Если иметь в виду чувства говорившего, никакая речь не могла прозвучать правдивее этой; завершавшая ее холодная риторическая фигура была столь же искренней, как лай собаки или карканье влюбленного грача. Не слишком ли поспешным было бы заключение, что за сонетами к Делии,[32] звонкими, как стеклянные переборы мандолины, не крылось страсти?
Вера Доротеи восполняла то, чего не заключали в себе слова мистера Кейсобона, — какой верующий заметит зловещее упущение или иное дурное предзнаменование? Почитаемый текст, принадлежит ли он пророку или поэту, включает все, что мы способны в него вложить, и даже попадающиеся в нем погрешности против грамматики вызывают благоговение.
— Я очень невежественна. Мое невежество будет вас постоянно удивлять, сказала Доротея. — У меня столько мыслей, которые могут быть совсем неверными, и теперь мне можно будет рассказать о них вам и узнать ваше мнение. Однако, — добавила она, тут же вообразив, как мог мистер Кейсобон отнестись к подобному намерению, — я не буду докучать вам слишком уж часто. Только когда у вас будет желание выслушать меня. Ведь ваши занятия, несомненно, должны вас очень утомлять. А мне будет достаточно, если вы приобщите меня к ним.

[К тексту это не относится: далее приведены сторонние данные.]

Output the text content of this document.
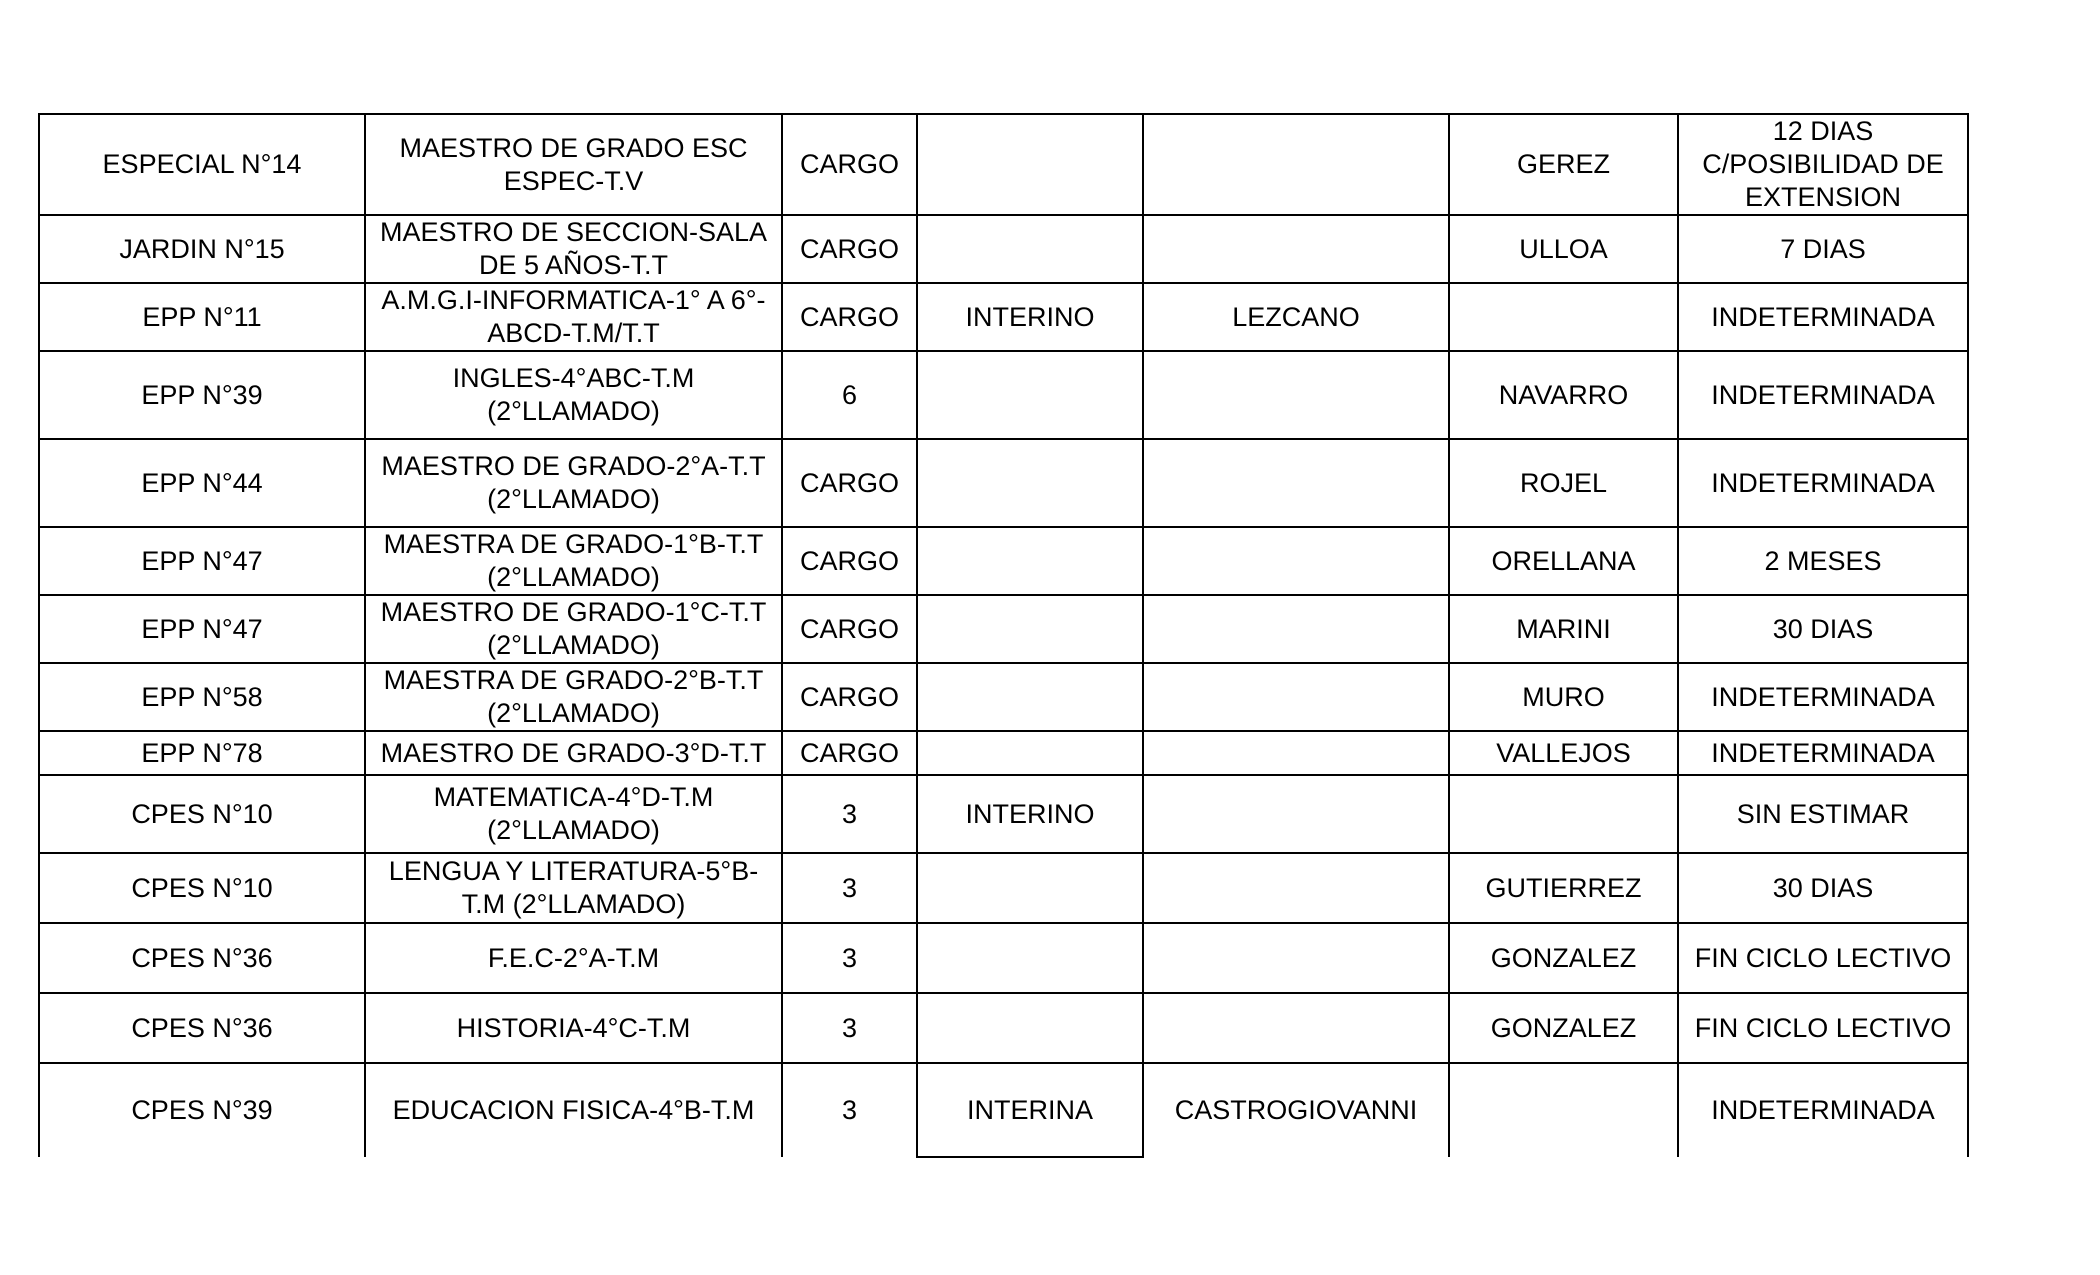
ESPECIAL N°14	MAESTRO DE GRADO ESC ESPEC-T.V	CARGO			GEREZ	12 DIAS C/POSIBILIDAD DE EXTENSION
JARDIN N°15	MAESTRO DE SECCION-SALA DE 5 AÑOS-T.T	CARGO			ULLOA	7 DIAS
EPP N°11	A.M.G.I-INFORMATICA-1° A 6°-ABCD-T.M/T.T	CARGO	INTERINO	LEZCANO		INDETERMINADA
EPP N°39	INGLES-4°ABC-T.M (2°LLAMADO)	6			NAVARRO	INDETERMINADA
EPP N°44	MAESTRO DE GRADO-2°A-T.T (2°LLAMADO)	CARGO			ROJEL	INDETERMINADA
EPP N°47	MAESTRA DE GRADO-1°B-T.T (2°LLAMADO)	CARGO			ORELLANA	2 MESES
EPP N°47	MAESTRO DE GRADO-1°C-T.T (2°LLAMADO)	CARGO			MARINI	30 DIAS
EPP N°58	MAESTRA DE GRADO-2°B-T.T (2°LLAMADO)	CARGO			MURO	INDETERMINADA
EPP N°78	MAESTRO DE GRADO-3°D-T.T	CARGO			VALLEJOS	INDETERMINADA
CPES N°10	MATEMATICA-4°D-T.M (2°LLAMADO)	3	INTERINO			SIN ESTIMAR
CPES N°10	LENGUA Y LITERATURA-5°B-T.M (2°LLAMADO)	3			GUTIERREZ	30 DIAS
CPES N°36	F.E.C-2°A-T.M	3			GONZALEZ	FIN CICLO LECTIVO
CPES N°36	HISTORIA-4°C-T.M	3			GONZALEZ	FIN CICLO LECTIVO
CPES N°39	EDUCACION FISICA-4°B-T.M	3	INTERINA	CASTROGIOVANNI		INDETERMINADA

— Разве я могу теперь не разделить с вами все мои занятия? — сказал мистер Кейсобон и поцеловал ее в лоб, убежденный, что небеса ниспослали ему драгоценный подарок, во всех отношениях отвечающий его своеобразным нуждам. Он бессознательно поддавался очарованию натуры, не способной ни на какие тайные расчеты, шло ли дело о немедленных результатах или об отдаленных планах. Именно это свойство делало Доротею такой детски наивной или же — по мнению некоторых судей — такой глупой вопреки ее хваленому уму, как, например, в данном случае, когда она, фигурально выражаясь, бросилась к ногам мистера Кейсобона и целовала шнурки его старомодных башмаков, словно он был протестантским папой. Она нисколько не понуждала мистера Кейсобона задаться вопросом, достоин ли он ее, и лишь тревожно спрашивала себя, как ей стать достойной мистера Кейсобона. На следующее утро, когда он собрался уезжать, уже было решено, что свадьба состоится через полтора месяца. Зачем откладывать? Никаких особых приготовлений не требовалось. Мистер Кейсобон жил не в домике при церкви, а в прекрасном, окруженном обширным парком помещичьем доме, который не нуждался ни в малейших переделках. В церковном же доме жил младший священник, которому мистер Кейсобон передал все свои обязанности, за исключением утренних проповедей.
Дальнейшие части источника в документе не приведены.